Ангелы времени - Гаевский Валерий Анатольевич. Страница 39

— Начнем, пожалуй, — сказал Голиаф холодным бесстрастным голосом. — У нас полчаса.

Противники приняли стойки, с минуту изучая друг друга, держа шпаги на вытянутых руках строго параллельно плоскостями лезвий к земле. И вот раздался легкий звон первого касания металла о металл. Еще секунда, и стремительная атака Голиафа, с уходом вправо и по кругу, заставила Приама прижаться к перилам…

— Человек так много натворил за все прошедшие эпохи, — начал Голиаф неожиданно, — что единственная суть, вынесенная из этой мути, для наших перегруженных мозгов — очищение…

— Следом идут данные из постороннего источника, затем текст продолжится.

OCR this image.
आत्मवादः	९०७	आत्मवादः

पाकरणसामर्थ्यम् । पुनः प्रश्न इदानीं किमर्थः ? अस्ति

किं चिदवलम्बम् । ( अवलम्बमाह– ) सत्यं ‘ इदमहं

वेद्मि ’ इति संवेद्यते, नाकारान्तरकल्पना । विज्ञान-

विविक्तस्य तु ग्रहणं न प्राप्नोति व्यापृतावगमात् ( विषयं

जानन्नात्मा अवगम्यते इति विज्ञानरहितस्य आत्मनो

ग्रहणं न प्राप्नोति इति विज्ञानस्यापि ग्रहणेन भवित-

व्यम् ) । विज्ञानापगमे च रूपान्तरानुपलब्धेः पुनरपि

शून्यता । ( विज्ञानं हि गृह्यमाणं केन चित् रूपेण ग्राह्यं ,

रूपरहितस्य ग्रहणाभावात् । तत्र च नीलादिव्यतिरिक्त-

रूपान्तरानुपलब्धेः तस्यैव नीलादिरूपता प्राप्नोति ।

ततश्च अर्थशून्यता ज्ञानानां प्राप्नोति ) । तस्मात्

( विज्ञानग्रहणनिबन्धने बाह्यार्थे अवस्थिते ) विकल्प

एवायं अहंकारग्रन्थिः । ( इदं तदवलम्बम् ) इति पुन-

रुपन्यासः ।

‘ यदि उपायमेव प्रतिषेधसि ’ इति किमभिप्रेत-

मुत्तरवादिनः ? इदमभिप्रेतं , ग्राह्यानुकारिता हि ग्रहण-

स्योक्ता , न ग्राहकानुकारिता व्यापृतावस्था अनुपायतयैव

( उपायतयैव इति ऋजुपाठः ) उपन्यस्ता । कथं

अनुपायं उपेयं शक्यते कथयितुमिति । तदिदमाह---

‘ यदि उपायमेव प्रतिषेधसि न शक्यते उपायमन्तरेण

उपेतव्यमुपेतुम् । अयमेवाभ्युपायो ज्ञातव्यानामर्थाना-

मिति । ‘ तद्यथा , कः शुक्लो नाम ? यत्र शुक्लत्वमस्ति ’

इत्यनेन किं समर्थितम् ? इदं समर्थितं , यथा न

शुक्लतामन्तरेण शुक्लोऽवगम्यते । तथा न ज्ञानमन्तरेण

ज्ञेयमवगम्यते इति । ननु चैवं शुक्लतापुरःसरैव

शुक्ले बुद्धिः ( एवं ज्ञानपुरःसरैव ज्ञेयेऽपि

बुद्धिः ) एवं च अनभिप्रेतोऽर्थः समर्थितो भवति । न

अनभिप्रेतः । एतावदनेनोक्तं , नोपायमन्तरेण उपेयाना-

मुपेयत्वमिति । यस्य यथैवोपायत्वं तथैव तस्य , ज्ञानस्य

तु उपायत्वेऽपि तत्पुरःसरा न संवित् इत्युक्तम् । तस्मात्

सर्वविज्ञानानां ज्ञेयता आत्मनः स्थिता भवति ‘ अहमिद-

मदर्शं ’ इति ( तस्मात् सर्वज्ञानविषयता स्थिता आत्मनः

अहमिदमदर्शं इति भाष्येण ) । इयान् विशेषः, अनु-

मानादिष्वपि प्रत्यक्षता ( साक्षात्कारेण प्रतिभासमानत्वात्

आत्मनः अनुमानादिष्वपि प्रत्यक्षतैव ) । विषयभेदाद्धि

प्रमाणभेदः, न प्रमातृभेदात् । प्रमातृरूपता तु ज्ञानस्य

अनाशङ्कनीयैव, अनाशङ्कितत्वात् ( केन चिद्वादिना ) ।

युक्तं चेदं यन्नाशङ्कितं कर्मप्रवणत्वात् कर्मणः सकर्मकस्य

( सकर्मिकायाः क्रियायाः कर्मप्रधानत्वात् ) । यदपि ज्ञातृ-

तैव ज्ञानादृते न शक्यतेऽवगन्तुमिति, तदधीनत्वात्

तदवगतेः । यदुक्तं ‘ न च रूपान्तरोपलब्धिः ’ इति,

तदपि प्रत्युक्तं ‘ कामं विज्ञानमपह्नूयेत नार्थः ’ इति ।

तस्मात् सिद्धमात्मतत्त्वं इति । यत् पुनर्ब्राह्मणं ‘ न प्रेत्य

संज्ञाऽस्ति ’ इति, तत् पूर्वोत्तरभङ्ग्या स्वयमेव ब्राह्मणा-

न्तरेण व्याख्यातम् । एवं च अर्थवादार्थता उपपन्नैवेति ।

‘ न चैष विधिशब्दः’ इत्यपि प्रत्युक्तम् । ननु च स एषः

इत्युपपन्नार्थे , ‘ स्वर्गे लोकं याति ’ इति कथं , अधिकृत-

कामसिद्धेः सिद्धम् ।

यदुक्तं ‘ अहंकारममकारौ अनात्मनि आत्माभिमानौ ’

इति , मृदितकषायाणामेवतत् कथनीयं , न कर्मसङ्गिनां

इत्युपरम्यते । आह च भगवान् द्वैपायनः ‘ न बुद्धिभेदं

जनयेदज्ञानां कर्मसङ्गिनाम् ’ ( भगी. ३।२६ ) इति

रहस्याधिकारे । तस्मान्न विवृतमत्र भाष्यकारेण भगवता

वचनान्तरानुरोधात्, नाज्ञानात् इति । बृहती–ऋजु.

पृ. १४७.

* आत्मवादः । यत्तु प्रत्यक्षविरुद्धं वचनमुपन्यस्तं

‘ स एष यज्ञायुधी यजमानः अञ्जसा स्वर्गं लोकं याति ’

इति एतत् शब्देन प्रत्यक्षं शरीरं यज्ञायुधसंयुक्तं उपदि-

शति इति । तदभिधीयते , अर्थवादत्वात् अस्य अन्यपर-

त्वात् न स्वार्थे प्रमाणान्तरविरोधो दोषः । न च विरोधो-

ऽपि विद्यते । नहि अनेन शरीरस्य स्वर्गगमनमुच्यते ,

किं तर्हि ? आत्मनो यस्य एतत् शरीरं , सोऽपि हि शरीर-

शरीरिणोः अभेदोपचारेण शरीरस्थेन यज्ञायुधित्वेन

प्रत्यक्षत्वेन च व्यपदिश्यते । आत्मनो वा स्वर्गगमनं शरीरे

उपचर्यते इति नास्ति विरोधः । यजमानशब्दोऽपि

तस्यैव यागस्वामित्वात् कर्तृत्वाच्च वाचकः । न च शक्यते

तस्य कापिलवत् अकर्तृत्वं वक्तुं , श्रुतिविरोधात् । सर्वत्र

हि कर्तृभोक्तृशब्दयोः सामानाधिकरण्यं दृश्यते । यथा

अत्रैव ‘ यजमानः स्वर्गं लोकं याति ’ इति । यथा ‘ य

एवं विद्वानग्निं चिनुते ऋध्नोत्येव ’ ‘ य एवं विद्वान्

— Я уже это слышал, — ответил Пересвет, делая ловкий выпад, заставивший Голиафа отступить на два шага. — Не помню где, но возможно, в одной из проповедей теократов. Пути для очищения тоже, как выясняется, могут быть разными.

— Любопытный ход, — оценил Голиаф своего противника и перебросил шпагу из правой руки в левую, одновременно меняя тактику на более короткие замахи и удары. — А я говорю, что только болезненный ум берется отвечать за недостатки сердца!

— Как, впрочем, и наоборот! — Приам припал на колено, применяя тактический маневр нижнего боя и нанося скрученные удары. — Только при чем здесь очищение?

— Первым всегда очищается сердце, — Голиаф опять вынужден был отступить, едва успев парировать удар в грудь. — Уму требуется больше времени…

— Не согласен! — Теперь пришло время атаки Пересвета. Он чувствовал слабость Голиафа в отражении коротких серий ударов на уровне корпуса, но это могло лишь казаться. — Если вода будет литься в две пробоины, — продолжал он развивать свою аллюзию, — в одну сильнее, в другую — слабее… Какую из них следует стараться закрыть первой, чтобы окончательно не затопило трюмы? Ум — очень водоносная пробоина! Из него хлещет напропалую…

— Не согласен! — возразил Голиаф, выравнивая свой ритм отражений и пробуя применить тактику «качания маятника»: шаг вперед — выпад — шаг назад — защита. — Следует сначала управиться с более мелкой пробоиной, чтобы сконцентрироваться на большой и не отвлекаться…

— Не согласен! — Ответ Приама заключался в уходе от «маятника», отступлении и желании увлечь противника идеей скорой победы.

Звон стали, их прыжки и перемещения, их странная беседа под звездным серебром неба на ажурных мостах над подсвеченным аквамарином воды на искусственном корабле-острове — дуэль без секундантов… Это или выглядело, или на самом деле было сюрреалистическим вызовом некому Богу, которому каждый фатально молился, черпая в аккордах своих отпущенных эмоций симфонию вечно перерождающихся и потому бессмертных миров. Космос никогда не говорил о пустоте. Космос еще никогда не был так оживотворен. В какой-то момент они остановились одновременно, отдали друг другу честь шпагами, вложили их в ножны.

— До рассвета пять минут, — сказал Голиаф. — Сегодня никто из нас не пролил крови, и это чертовски здорово! Завтра все повторим. Ты будешь биться завтра, Приам?

— Буду.

— Где ты научился фехтованию, Приам?

— Я никогда ему не учился. Я просто любил смотреть древние фильмы.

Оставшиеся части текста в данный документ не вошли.